NoDev focuses on the end user. The end user is not the developer, the end user is the customer or person using the application. End users care about results. End users would rather see a nice report generated by crystal reports rather then hearing about how a developer spent 3 hours designing that same report in functional scala. End users don't care that you spent 6 hours learning and setting up scalading when you can get the same results with a three line hive program. NoDev embraces the fact that sometimes you can save money by spending money, and that solving problems does not always require more devs and more code.

Suppose your company wants to add a new feature to their product. In the ass backwards DevOps fashion Developers have liberal god like access to your
MySQL database. They will likely use some code generation utility that will create the table in the most inefficient way possible creating columns as tinytext rather then varchar(25). They will then use continuous development to put
this poorly designed system into production. Which will likely effect other applications running on the database and cause the DBA to have to work late or worry about load alarms. Meanwhile ops staff will be busily adding more read slaves to handle load as the developer is at home brogramming their next startup idea.
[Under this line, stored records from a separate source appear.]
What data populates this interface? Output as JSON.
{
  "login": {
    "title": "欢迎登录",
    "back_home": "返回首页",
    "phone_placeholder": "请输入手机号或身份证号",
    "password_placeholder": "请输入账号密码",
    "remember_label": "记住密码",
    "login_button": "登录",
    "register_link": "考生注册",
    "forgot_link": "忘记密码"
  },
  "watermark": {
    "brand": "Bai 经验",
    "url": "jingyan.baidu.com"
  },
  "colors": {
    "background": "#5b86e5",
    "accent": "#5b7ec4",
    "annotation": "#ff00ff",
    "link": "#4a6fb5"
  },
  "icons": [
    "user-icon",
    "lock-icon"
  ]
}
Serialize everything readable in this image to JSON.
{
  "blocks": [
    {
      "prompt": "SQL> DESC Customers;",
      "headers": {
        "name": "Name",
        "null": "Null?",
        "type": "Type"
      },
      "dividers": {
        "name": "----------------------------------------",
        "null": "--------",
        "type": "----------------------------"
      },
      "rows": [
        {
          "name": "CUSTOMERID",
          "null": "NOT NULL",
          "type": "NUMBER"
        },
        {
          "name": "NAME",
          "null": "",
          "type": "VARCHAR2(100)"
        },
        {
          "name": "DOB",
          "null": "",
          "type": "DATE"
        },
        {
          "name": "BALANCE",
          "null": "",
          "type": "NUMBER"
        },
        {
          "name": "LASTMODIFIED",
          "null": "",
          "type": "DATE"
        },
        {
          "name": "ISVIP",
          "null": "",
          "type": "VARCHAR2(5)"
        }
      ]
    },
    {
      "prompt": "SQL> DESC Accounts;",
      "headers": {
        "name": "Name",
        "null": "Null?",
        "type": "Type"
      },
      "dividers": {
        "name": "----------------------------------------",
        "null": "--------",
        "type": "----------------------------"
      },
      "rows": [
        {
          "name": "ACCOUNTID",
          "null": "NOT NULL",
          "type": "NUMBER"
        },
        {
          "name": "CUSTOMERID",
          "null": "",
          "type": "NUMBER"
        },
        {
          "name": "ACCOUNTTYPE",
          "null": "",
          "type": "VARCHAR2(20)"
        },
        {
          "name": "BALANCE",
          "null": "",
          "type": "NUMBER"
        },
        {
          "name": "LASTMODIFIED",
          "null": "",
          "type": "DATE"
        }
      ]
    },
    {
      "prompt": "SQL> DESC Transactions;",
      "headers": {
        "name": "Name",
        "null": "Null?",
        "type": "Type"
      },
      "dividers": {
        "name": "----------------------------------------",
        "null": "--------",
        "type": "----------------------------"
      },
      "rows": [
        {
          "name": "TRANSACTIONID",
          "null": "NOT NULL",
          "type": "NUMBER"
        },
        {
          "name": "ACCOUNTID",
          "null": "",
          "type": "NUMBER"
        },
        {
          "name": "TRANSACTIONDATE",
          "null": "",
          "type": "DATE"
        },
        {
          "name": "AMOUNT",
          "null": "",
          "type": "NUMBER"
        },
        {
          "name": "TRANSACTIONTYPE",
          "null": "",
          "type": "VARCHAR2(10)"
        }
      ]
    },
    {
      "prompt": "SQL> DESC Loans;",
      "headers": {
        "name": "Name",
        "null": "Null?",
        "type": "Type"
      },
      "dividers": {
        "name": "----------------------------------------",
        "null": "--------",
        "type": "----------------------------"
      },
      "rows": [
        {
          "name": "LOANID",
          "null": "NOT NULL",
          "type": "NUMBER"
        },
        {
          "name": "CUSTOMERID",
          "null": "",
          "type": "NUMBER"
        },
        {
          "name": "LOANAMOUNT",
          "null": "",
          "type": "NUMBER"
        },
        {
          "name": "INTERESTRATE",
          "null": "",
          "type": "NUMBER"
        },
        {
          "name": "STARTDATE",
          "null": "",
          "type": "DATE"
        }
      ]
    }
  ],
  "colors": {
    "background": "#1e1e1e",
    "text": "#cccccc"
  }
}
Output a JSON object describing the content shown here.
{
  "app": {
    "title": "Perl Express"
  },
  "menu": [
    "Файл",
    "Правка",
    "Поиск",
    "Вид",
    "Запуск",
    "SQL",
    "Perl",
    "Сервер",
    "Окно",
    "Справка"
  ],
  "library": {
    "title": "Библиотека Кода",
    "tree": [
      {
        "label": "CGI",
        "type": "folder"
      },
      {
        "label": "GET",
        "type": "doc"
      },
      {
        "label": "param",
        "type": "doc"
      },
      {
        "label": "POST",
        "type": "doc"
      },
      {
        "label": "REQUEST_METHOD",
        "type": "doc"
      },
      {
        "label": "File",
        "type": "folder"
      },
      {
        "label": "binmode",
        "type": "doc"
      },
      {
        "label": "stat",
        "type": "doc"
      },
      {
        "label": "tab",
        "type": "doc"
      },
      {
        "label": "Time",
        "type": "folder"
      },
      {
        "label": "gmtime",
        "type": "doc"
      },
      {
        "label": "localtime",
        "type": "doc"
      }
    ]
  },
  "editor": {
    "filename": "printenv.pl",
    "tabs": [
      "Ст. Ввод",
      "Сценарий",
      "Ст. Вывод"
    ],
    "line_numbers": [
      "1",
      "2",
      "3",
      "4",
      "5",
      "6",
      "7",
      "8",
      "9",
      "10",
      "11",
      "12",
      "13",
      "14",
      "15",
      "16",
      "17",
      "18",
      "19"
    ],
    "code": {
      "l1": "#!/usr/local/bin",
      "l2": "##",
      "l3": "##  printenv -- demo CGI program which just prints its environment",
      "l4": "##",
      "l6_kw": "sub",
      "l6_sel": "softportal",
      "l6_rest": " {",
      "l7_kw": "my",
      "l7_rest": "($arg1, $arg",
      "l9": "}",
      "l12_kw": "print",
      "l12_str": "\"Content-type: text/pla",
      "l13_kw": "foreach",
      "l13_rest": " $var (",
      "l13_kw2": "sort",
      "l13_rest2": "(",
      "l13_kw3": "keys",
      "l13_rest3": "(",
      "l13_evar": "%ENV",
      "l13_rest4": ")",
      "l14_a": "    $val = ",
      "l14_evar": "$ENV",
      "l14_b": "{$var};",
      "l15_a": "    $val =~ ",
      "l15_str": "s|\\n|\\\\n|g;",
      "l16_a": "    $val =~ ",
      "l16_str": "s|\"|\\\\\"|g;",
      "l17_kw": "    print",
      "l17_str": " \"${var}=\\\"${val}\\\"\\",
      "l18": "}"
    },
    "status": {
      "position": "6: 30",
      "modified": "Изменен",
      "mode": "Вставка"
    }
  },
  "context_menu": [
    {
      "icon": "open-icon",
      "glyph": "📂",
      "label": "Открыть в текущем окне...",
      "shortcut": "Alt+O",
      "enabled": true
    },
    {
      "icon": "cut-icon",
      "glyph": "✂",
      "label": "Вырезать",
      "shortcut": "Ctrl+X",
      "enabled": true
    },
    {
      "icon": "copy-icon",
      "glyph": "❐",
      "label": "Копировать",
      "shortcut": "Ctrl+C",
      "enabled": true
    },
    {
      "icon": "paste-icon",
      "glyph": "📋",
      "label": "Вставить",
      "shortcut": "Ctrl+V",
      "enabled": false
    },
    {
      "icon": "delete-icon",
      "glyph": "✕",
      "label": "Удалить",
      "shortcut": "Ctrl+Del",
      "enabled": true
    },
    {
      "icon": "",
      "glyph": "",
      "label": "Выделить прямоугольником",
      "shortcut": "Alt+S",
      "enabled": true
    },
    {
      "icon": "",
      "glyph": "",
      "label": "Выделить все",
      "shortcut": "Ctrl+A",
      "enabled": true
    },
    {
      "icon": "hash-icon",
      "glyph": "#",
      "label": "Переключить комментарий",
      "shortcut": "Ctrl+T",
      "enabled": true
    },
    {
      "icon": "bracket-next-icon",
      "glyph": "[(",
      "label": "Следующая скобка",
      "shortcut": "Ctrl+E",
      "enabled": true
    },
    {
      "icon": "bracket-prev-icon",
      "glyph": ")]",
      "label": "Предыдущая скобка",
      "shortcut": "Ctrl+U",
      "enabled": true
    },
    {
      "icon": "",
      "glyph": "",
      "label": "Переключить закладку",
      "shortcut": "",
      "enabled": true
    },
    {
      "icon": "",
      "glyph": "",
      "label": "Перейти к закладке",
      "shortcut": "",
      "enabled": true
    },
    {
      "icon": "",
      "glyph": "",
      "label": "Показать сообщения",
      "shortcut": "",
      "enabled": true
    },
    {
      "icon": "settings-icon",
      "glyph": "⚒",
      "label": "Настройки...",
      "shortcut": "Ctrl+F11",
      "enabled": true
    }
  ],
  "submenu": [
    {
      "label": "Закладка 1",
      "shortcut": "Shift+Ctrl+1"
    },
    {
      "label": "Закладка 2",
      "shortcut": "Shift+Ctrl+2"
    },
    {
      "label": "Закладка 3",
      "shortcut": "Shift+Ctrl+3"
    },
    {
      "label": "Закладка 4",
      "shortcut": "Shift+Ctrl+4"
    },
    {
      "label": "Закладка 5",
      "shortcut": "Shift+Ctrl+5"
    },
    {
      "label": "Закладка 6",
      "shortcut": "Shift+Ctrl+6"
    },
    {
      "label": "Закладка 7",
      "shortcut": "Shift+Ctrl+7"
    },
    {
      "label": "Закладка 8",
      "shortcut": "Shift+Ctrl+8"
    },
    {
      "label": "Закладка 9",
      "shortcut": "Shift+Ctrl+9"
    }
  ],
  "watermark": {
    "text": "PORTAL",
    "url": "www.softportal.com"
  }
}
The key focus of NoDevs is carrying a big stick and using it often. First
create users will the minimal privileges needed to accomplish a problem. This may mean for a logging application the user only has access to INSERT to SPECIFIC columns of SPECIFIC tables. Second, insist that developers come to you with the schema design and estimated size of the table, number of reads and writes day for approval.  Developers tend to hate this because according to whatever the flavour of the week coding system (lets say scrum) they now have tight deadlines. Because of there "tight deadlines" they can not afford to have "Operations people" "slowing them down" by telling them that there schema sucks and will need to be re-designed. When they complained about "how they can not complete their waterfall" simply tell management that "We need more DBAs" not more devs, because that is the truth! We do not compromise best practices and give access rights away because we are overworked. Once you start letting developers do schema design there ego becomes super inflated and then they start ideas like NoDev. Because while your are working thanklessly and endlessly behind the scenes cleaning their mess they come to the conclusion that you are not needed any more.

"Other language" problems also have no place in NoDev companies. NoDev enforces a company wide policy of 2 languages only. A scripting language and a compiled language. This eliminates the needs for developers to spend time researching serialization frameworks like AVRO, MessagePack, ProtoBufs, and Thrift to communicate simple strings between languages like OCamel and BashOnBalls. Again, running your enterprise in a NoDev fashion has saved your company thousands of man hours.

NoDev does not hate the cloud. Operations always looks to make things better and more efficient. But a NoDev organization does not allow people that know nothing about operations to tell them how the "cloud" is better. If Operations decides to move to the "cloud" operations do not change. As mentioned noDev will administer our databases in the same strict way. NoDev will still not allow
devs to have root in production in the cloud. NoDev will still not allow users that do not know anything about networking to have firewall control in the cloud. Sudo will still work the same way in the cloud. Normal capacity planning done by ops and management will still decide how resources are allocated in the cloud.  

Now that you understand some basic concepts of NoDev and some examples, we can keep balance in the enterprise. We can stand our ground as operations, DBA, and administrators, switching and routing engineers because for everyone NoOps use case out there we can come up with an equivalent NoDev use case as well.

NoOps prospective:


Dev want to DevOps, fire ops, and move to the cloud with elastic map reduce.

NoDev prospective:

Ops wants to noDev, fire dev, move to Datameer and crystal reports and let business analysts do dev work.